Shaksher pointed out that celebrating the holy month while studying at BYU, compared to celebrating it with an Arab or Muslim community in his home country, was different because there were fewer people to celebrate with.

Besides being estranged from his home and family, Muslim students like Shaksher faced other hardships. Because the Islamic calendar is shorter than the traditional Gregorian calendar, Ramadan falls at a different time each year. This year, BYU students celebrating Ramadan fasted during finals week.

“I stayed up all night, drank lots of water and ate until sunrise. Then I slept for a bit, then I woke up,” Shaksher said.

Shaksher also said she had to take an exam while fasting and admitted that although fasting during finals was difficult, she was able to find strength in prayer.

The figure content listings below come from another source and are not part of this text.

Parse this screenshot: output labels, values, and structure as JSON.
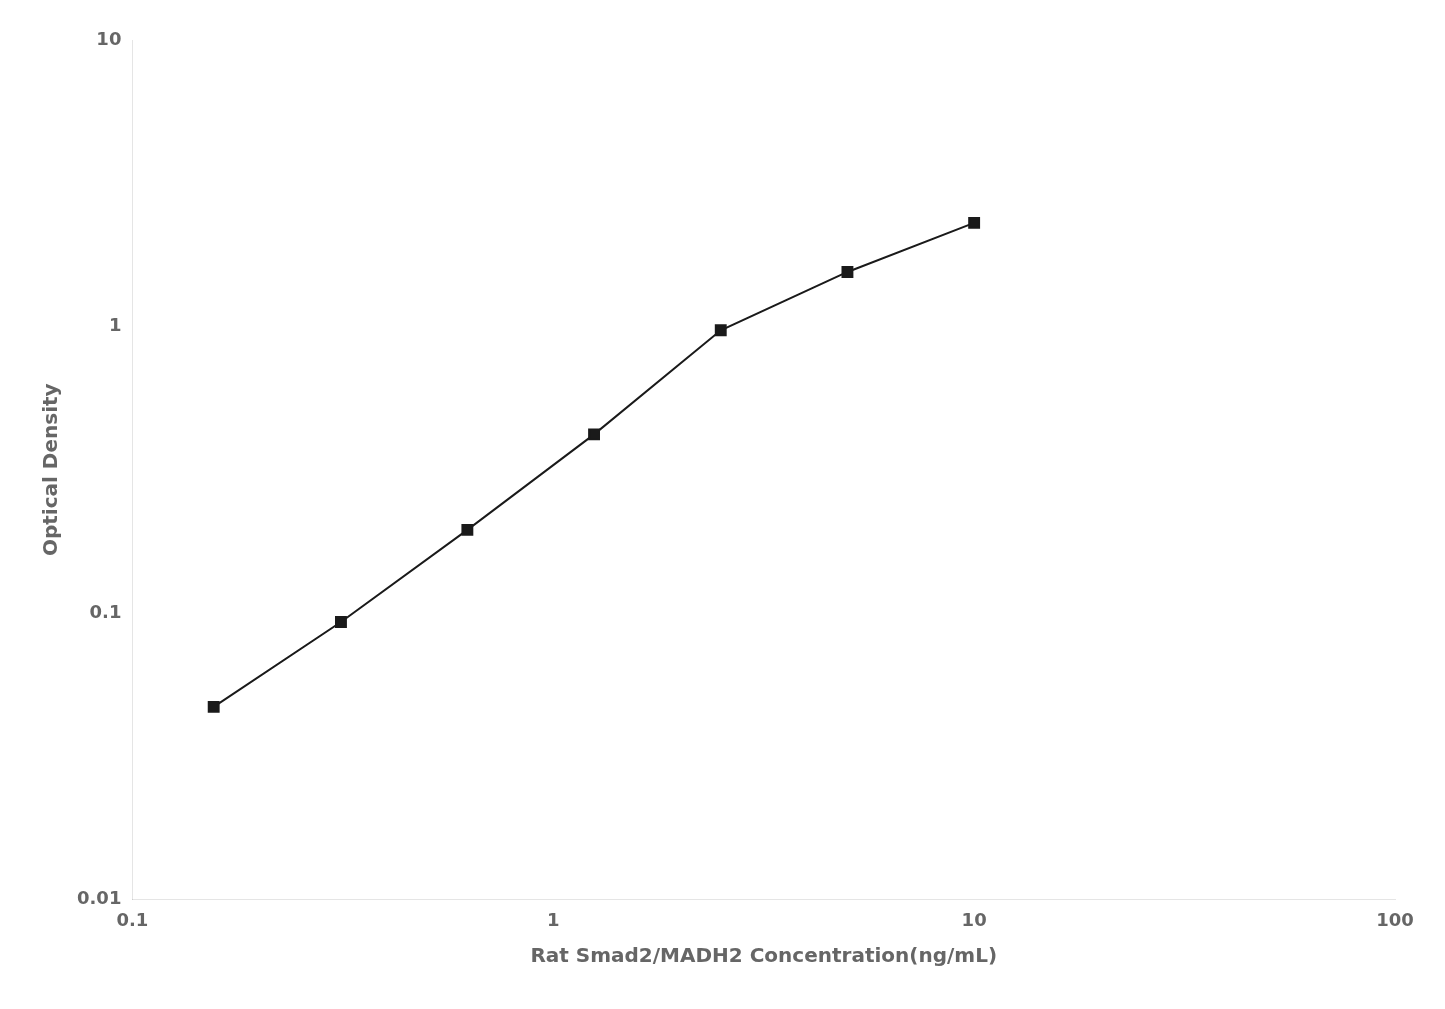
{
  "chart_data": {
    "type": "line",
    "x": [
      0.156,
      0.313,
      0.625,
      1.25,
      2.5,
      5.0,
      10.0
    ],
    "values": [
      0.047,
      0.093,
      0.195,
      0.42,
      0.97,
      1.55,
      2.3
    ],
    "xlabel": "Rat Smad2/MADH2 Concentration(ng/mL)",
    "ylabel": "Optical Density",
    "xlim": [
      0.1,
      100
    ],
    "ylim": [
      0.01,
      10
    ],
    "xticks": [
      0.1,
      1,
      10,
      100
    ],
    "yticks": [
      0.01,
      0.1,
      1,
      10
    ],
    "log": true,
    "grid": false,
    "color": "#1a1a1a",
    "marker": "square"
  }
}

“I took a bottle of water with me for my finance test. It looked like the sun had definitely set, then I drank my water and finished my test. It didn’t end. affected my grade at all, I did better than usual,” Shaksher said. “When God is with you and the spirit fills you, it’s not so hard anymore. I didn’t feel or hunger nor thirst.

Shaksher recently attended BYU’s Muslim Students Association Celebrating iftar and having a community at BYU gives her an idea of ​​what it would be like at home in Palestine.

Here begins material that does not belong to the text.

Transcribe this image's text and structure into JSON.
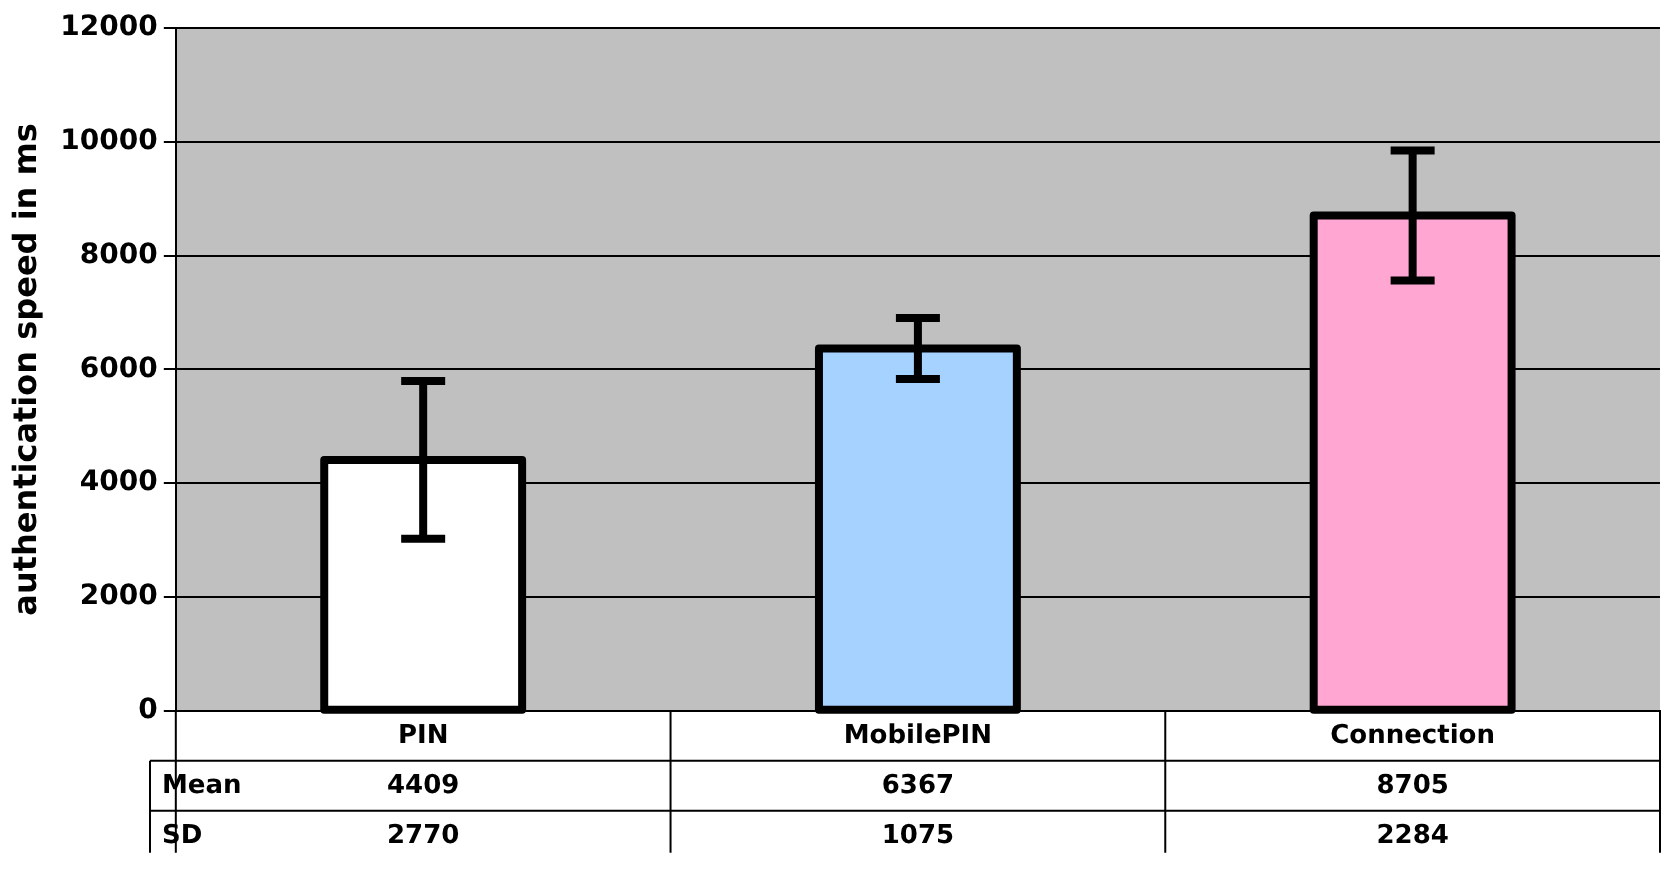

The BYU Muslim Student Association celebrates Ramadan with Iftar. Those who participated in Ramadan fasted from sunrise to sunset every day of the month, breaking their fast with Iftar once the sun has gone down. (Photo courtesy of Salma Shaksher).

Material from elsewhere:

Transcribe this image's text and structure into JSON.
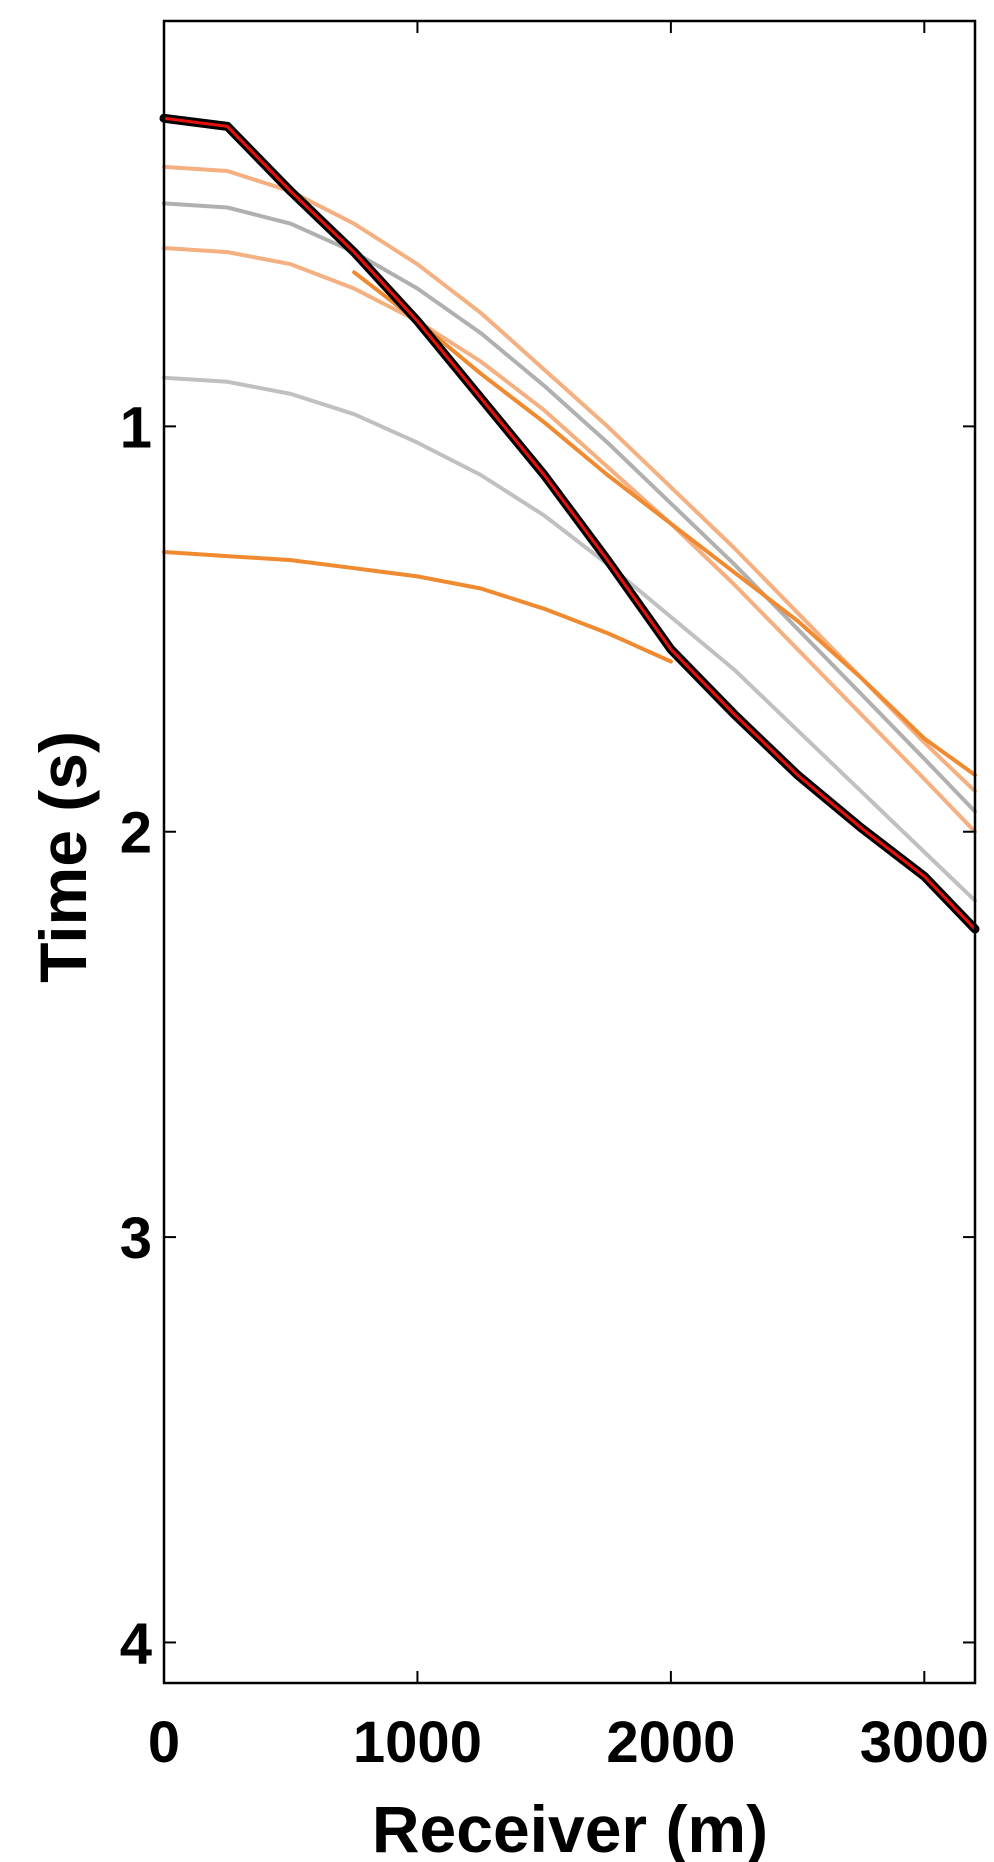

“Seeing my family back home makes me homesick,” Shaksher said. “But having people of the same religion here who practice Ramadan makes me feel like it’s not so bad after all.”

BYU student Adnan Khayyat also attended the Muslim Student Association’s Iftar celebration and shared the view that he felt similar to the community feeling of his home in Palestine.

“I have a lot of Middle Eastern friends here,” Khayyat said. “Even though not all of them are Muslims, we always celebrate together.”

Khayyat said his Christian friends also joined him in his Ramadan celebrations.

“I have many friends who are members of The Church of Jesus Christ of Latter-day Saints,” Khayyat said. “They also fast with us.”

Although Ramadan is a Muslim holiday, traditions may vary between cultures and countries, as Islam is practiced around the world and principally in Eastern Europe, the Middle East and Western Asia.

Provo resident Syahrul Hussan said she misses celebrating the holy month with her neighbors and family in her home country of Malaysia.

“Children visit all the houses in the community and receive small envelopes containing money,” Hussan said.

Hussan said the walkways between the mosque and their homes are lit up with lanterns and lights to help them return home after Iftar celebrations.

“I miss the lights,” Hussan said. “Everything was so festive.”

Hussan also said that Ramadan is a time when good deeds multiply and she tries to be more charitable and generous during this time.

“Back home, we used to meet in mosques and provide food for the poor and the homeless,” Hussan said.